Email from Master Teach Kathy Jacoby

Over the years I have seen a shift in education from teaching specific skills to applying skills and truly understanding ideas. Within this overall shift, there has been a greater understanding of how early education shapes not only the student, but our country’s future. I have taught many levels within the educational system, but have never found another place where what teachers do is so completely critical. Early education not only teaches skills, it teaches perseverance, creativity, self-esteem, confidence, and independence. Without early education, student success is an uphill battle, which is usually lost.

I used technology before I started with Footsteps2Brilliance, but I didn’t understand how I could interweave it into all aspects of my day. First off, we have all been re-wired. We used to be engaged by a single point of input, but now we are used to a contribution of multiple senses to create our reality. There is no right or wrong to this fact, it’s just the world we live in. Tech allows us to engage students in a way we couldn’t before. I believe education is the one profession left which has not yet embraced this fact. I am still working on the why, but we wouldn’t go to a doctor who was still using 19th century technology.

Why are teachers still using stagnant materials, showing students one picture on a page with a sentence when we can learn to create a search question with multiple resources, thousands of images, and videos? When I have a page “This is the desert”, we google what is a desert, we look at the images, we watch videos and documentaries, we list and write about what we learn, we use google earth to go exploring deserts around the world, we compare and contrast, we try to understand the breaking down of soil and rocks to create sand, we go out and create sand, we find experts to watch and talk to, we have discussions and share ideas. The students learn the content, but most of all, they learn the skills needed to initiate their own learning and be in control of their own success. Why would I limit my students to one sentence with a picture, when I can expose them to a plethora of experiences using technology?
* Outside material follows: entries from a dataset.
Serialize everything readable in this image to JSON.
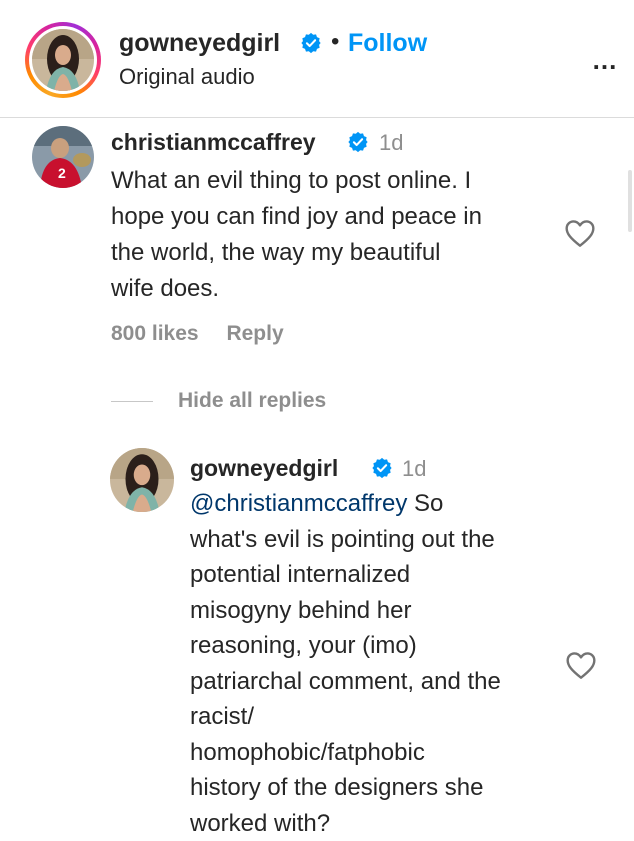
{
  "header": {
    "username": "gowneyedgirl",
    "separator": "•",
    "follow_label": "Follow",
    "audio": "Original audio",
    "more_label": "..."
  },
  "comment": {
    "username": "christianmccaffrey",
    "time": "1d",
    "lines": [
      "What an evil thing to post online. I",
      "hope you can find joy and peace in",
      "the world, the way my beautiful",
      "wife does."
    ],
    "likes": "800 likes",
    "reply_label": "Reply"
  },
  "hide_replies_label": "Hide all replies",
  "reply": {
    "username": "gowneyedgirl",
    "time": "1d",
    "mention": "@christianmccaffrey",
    "first_line_rest": " So",
    "lines": [
      "what's evil is pointing out the",
      "potential internalized",
      "misogyny behind her",
      "reasoning, your (imo)",
      "patriarchal comment, and the",
      "racist/",
      "homophobic/fatphobic",
      "history of the designers she",
      "worked with?"
    ]
  },
  "colors": {
    "link_blue": "#0095f6",
    "mention_blue": "#00376b",
    "verified_blue": "#0095f6",
    "secondary_gray": "#8e8e8e"
  },
  "icons": {
    "verified": "verified-badge-icon",
    "heart": "heart-outline-icon",
    "more": "more-horizontal-icon"
  }
}
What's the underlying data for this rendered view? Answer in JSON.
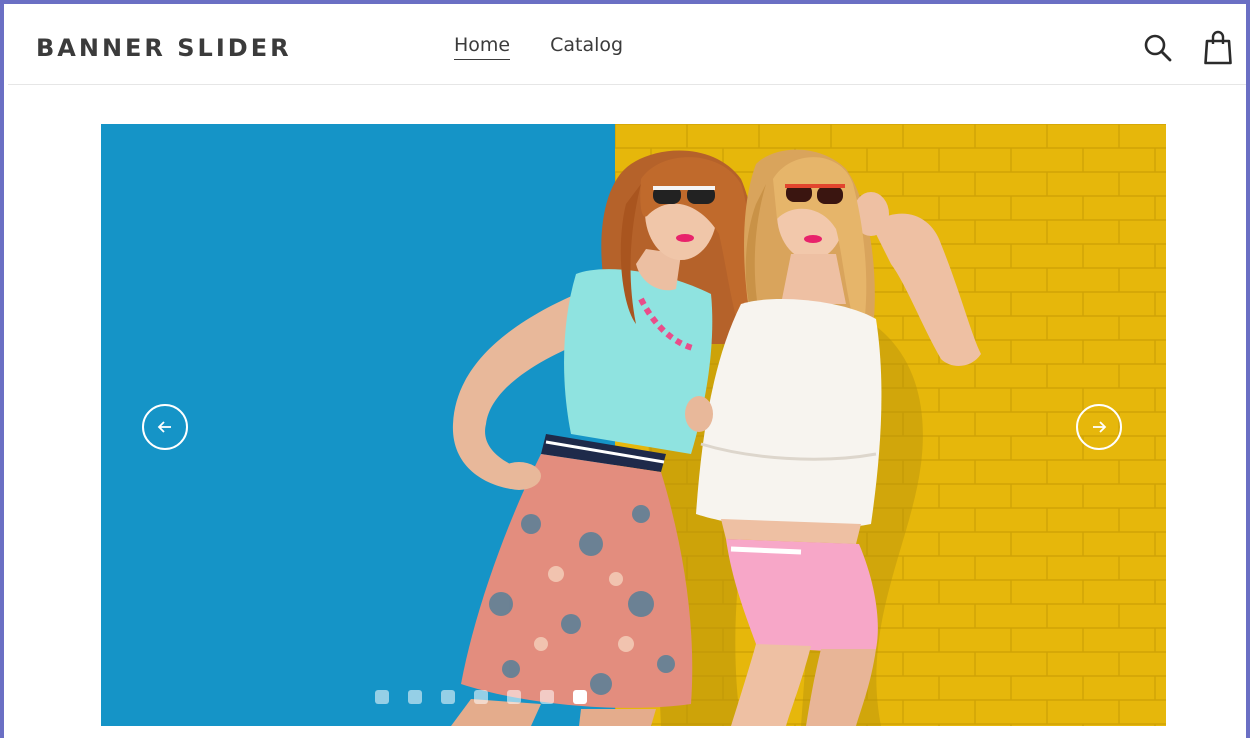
{
  "header": {
    "logo": "BANNER SLIDER",
    "nav": [
      {
        "label": "Home",
        "active": true
      },
      {
        "label": "Catalog",
        "active": false
      }
    ],
    "icons": [
      "search-icon",
      "cart-icon"
    ]
  },
  "slider": {
    "prev_icon": "arrow-left-icon",
    "next_icon": "arrow-right-icon",
    "dot_count": 7,
    "active_dot": 7,
    "colors": {
      "left_panel": "#1594c7",
      "right_panel": "#e6b70b"
    }
  }
}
Why teach them information when I can connect them to it? It often takes us a day to do one page in a Footsteps2brillance book and most books take weeks to work through, but it is so worth it. Students are thriving. They are engaged in their learning and learning to read at a much faster rate. This is because skills are intertwined and revelant, and they are interested and engaged. They are thinking interactive little people and no longer “my pupils”. I can never go back to older methods of teaching after seeing where the technology road has led me.